The Future of Copyright Law in Canada11/07/2019
As the world dives deeper into the digital age, copyright enforcement continues to be a challenge with the proliferation of online content hosting and sharing platforms creating a welcoming place for online copyright infringement. Online copyright infringements occur in a context where jurisdiction and liability are blurred, posing the issue of how to remedy online infringement occurring on a global scale.
The Canada-United States-Mexico Agreement (“CUSMA”) signed on November 30th, 2018 attempts to address this issue. The CUSMA, which replaced the NAFTA, includes a comprehensive set of digital trade provisions. These provisions incentivise internet service providers (“ISPs”) to work with copyright holders and take action against infringement.
Despite Canada’s efforts to tackle online infringement through the CUSMA, the issue persists due to the global nature of the internet. When infringement occurs outside the copyright holder’s jurisdiction, domestic courts are unable to provide effective, global remedies to a copyright holder. Addressing these issues will likely require collaboration between nations.
Improved Regulation of ISPs
Currently, Canada’s Copyright Act mandates that ISPs forward notices of copyright infringement to an alleged infringer through what is known as the “notice-and-notice” regime. ISPs have no obligations to take down infringing content. Further, the regime does not require ISPs to provide the identity of the alleged infringer to the copyright holder. These issues were the subject of the Supreme Court of Canada (“SCC”) case of Rogers Communication Inc. v Voltage Pictures, LLC, 2018 SCC 38.
In Rogers, Voltage Pictures LLC (“Voltage”) accused approximately 55,000 people in Canada of illegally sharing digital files of Voltage’s films. The accused were identified through their internet protocol (“IP”) address through Rogers’ networks. In addressing Voltage’s request to launch a reverse class action against the accused, the SCC clarified the scope of ISP obligations under the notice-and-notice regime. The SCC indicated that ISPs are required to keep records that allow the ISP to identify a person subject to a copyright notice, but are under no obligation to provide this information to a copyright holder, thereby making it difficult for copyright holders to take action. This issue is now addressed in the CUSMA, with the responsibility on Canada to amend its laws to abide by the Agreement.
Article 20.89 of the CUSMA provides legal limitations to protect ISPs from liability for copyright infringements out of their control. To be exempt from liability, ISPs need to remove or disable access to allegedly infringing material after obtaining knowledge of infringement. Overall, the CUSMA provides legal incentives for ISPs to cooperate with copyright holders, making it easier for copyright holders to take action.
Effective Regulation of Infringement on the International Stage
Effective international regulation of online copyright infringement is a challenge for courts, as illustrated by the recent battle between Google and Equustek. In Google v Equustek Solutions Inc., 2017 SCC 34, the SCC ordered Google to globally de-index web pages containing infringing content. Google then commenced proceedings in the United States (“U.S.”) District Court, which granted a preliminary injunction to prevent the enforcement of the Canadian order in the U.S.
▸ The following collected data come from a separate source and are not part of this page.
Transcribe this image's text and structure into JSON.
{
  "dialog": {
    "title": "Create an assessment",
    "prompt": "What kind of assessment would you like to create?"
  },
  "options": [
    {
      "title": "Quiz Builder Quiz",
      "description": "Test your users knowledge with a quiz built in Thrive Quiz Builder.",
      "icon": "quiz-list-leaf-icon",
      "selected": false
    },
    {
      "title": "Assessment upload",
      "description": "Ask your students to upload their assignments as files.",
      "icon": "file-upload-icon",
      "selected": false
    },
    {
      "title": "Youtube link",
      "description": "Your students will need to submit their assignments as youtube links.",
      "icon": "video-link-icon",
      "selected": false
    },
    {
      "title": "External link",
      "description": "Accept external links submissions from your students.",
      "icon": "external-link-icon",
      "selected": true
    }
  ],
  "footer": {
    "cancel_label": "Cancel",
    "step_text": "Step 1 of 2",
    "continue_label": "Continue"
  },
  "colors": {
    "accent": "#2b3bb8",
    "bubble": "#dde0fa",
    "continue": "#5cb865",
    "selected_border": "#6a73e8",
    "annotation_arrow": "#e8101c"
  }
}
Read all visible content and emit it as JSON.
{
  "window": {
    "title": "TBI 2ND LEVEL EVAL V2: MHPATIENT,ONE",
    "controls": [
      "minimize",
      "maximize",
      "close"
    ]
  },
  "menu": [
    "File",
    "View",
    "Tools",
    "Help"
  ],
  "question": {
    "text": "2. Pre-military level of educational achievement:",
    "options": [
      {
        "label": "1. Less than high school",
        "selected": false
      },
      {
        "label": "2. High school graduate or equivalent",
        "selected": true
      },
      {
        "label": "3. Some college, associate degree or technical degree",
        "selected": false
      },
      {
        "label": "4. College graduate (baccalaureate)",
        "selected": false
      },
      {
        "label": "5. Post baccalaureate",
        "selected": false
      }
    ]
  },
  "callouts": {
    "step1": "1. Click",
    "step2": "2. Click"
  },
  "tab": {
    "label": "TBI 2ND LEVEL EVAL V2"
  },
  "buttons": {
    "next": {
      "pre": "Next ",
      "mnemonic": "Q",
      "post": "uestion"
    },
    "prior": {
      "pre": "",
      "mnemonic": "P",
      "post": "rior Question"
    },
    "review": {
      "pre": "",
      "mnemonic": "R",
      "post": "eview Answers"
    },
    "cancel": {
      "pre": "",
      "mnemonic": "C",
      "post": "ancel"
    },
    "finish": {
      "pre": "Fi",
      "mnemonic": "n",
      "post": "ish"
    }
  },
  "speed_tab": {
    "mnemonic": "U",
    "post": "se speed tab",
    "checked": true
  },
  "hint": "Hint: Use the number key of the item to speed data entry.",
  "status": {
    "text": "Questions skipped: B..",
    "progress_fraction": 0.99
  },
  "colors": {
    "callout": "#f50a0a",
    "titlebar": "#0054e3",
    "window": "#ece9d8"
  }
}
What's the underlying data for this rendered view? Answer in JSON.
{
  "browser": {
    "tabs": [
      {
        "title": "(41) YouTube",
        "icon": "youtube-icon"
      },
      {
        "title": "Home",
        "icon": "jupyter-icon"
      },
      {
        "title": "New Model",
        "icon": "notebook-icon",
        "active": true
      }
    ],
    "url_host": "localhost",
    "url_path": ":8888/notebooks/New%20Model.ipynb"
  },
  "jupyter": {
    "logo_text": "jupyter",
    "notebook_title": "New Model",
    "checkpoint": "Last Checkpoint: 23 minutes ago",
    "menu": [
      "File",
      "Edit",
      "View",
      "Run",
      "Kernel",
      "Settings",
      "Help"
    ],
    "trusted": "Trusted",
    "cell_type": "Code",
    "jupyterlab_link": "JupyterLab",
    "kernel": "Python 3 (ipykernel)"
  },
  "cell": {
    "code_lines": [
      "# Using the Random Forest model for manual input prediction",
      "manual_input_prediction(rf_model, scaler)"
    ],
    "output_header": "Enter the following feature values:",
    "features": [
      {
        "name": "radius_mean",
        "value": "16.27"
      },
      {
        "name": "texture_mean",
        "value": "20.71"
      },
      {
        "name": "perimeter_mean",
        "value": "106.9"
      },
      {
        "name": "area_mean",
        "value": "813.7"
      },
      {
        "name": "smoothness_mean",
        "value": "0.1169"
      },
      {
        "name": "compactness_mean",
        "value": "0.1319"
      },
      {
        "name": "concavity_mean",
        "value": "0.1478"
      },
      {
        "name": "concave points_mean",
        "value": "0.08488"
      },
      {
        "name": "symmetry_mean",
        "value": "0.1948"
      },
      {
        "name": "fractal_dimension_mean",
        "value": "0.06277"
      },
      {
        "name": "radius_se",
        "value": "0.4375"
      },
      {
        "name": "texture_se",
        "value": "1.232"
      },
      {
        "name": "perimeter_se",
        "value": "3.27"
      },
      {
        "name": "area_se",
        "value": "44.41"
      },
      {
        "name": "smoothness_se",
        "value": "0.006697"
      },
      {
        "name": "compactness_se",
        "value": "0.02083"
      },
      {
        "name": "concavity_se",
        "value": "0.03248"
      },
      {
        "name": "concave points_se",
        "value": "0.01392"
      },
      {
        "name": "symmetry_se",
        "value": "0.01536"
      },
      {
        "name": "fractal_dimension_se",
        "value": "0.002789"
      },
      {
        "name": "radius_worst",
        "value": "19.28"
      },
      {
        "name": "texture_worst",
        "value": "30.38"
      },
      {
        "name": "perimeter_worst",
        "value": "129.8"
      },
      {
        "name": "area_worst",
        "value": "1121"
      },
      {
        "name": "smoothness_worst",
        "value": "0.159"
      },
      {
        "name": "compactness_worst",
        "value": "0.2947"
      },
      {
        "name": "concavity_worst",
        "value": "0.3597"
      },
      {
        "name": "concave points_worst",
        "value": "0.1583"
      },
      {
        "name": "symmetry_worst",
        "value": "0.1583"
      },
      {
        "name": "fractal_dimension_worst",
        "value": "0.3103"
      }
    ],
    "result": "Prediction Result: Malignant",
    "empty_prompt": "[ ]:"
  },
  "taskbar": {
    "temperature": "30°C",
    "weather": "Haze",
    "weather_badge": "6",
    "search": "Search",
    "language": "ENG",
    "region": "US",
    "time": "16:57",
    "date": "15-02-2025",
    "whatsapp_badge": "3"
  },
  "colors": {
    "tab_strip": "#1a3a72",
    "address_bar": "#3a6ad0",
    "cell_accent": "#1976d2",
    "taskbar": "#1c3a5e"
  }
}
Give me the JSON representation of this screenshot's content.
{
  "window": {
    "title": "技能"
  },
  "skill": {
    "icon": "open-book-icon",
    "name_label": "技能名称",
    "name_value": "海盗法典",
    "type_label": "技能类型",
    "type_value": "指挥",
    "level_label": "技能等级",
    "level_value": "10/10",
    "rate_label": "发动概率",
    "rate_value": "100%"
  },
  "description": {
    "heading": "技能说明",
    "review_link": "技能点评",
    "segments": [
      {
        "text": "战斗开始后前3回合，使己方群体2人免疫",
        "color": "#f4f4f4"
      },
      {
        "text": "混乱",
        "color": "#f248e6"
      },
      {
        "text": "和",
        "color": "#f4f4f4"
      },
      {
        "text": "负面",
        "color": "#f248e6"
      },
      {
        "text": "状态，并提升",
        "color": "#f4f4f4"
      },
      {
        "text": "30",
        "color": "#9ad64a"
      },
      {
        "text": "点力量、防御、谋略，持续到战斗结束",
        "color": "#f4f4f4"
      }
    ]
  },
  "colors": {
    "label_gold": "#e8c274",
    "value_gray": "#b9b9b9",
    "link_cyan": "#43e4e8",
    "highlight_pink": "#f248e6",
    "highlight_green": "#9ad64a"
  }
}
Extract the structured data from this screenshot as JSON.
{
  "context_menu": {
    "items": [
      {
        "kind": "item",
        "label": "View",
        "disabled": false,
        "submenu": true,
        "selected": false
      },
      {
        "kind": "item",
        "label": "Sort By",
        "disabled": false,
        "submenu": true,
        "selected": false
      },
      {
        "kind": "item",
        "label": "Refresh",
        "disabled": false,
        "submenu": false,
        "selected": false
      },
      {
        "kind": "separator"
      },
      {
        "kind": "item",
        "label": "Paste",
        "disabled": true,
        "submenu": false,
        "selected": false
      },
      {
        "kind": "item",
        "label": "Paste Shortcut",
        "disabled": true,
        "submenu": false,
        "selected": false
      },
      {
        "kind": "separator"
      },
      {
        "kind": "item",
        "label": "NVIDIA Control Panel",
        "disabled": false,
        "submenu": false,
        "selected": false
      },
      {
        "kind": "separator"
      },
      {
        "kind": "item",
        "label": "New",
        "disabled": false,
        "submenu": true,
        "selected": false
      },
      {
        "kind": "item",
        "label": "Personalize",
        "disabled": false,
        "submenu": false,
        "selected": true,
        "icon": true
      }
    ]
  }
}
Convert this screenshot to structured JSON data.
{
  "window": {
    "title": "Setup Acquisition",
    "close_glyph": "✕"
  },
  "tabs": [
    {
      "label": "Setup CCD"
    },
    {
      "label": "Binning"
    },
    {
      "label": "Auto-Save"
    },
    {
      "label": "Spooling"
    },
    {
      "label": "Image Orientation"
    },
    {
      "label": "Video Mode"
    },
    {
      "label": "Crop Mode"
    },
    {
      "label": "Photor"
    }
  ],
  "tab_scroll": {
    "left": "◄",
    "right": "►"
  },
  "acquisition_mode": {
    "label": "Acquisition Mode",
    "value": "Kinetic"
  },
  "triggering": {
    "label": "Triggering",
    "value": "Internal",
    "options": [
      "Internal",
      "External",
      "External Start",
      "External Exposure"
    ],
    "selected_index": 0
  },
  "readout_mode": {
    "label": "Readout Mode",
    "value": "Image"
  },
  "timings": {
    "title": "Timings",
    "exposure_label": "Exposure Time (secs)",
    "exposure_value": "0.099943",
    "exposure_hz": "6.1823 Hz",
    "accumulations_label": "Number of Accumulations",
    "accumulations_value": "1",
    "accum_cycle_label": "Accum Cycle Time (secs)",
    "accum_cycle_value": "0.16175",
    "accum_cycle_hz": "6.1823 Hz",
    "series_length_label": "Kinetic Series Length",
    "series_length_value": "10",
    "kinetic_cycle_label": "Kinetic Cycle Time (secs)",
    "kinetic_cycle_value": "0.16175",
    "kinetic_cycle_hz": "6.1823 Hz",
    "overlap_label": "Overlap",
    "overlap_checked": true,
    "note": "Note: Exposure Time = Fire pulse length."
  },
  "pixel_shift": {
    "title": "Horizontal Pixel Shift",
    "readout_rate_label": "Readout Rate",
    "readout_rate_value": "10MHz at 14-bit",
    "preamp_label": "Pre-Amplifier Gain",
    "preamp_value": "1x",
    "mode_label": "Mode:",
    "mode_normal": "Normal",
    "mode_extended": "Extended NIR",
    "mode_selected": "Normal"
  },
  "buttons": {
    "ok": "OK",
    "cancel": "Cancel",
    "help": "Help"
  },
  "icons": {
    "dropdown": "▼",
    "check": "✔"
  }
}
The U.S. decision exemplifies the uncertain effectiveness that global remedies will have in jurisdictions outside of the ordering jurisdiction. In fact, its decision may make Canadian courts less likely to issue global injunctions for online infringement. Although this may seem like a setback, if courts in every country were to assert jurisdiction over the internet, the online sphere would become over-regulated with many potentially conflicting laws. Essentially, there must be a better way for Canadian courts to be able to domestically govern a global resource.
Global injunctions for copyright infringements should be addressed by legislative reform on an international level. The WIPO Copyright Treaty (“WCT”) currently grants authors the right to communicate digital works to the public, and imposes obligations on member countries to take action locally in instances of copyright infringement. Perhaps what the copyright world needs is a centralised system, like Madrid for trademarks or Hague for industrial designs, but created in such a way that it makes remedying online infringement more effective.
Online copyright infringement raises difficult questions both domestically and internationally. Canada’s efforts to tackle online infringement through the CUSMA will only be realised once Parliament drafts appropriate legislation. However, the solution lies beyond reform in any one country. The era of online sharing and borderless networking calls for reform on a global scale.
This article is for information purposes only and does not constitute legal or professional advice.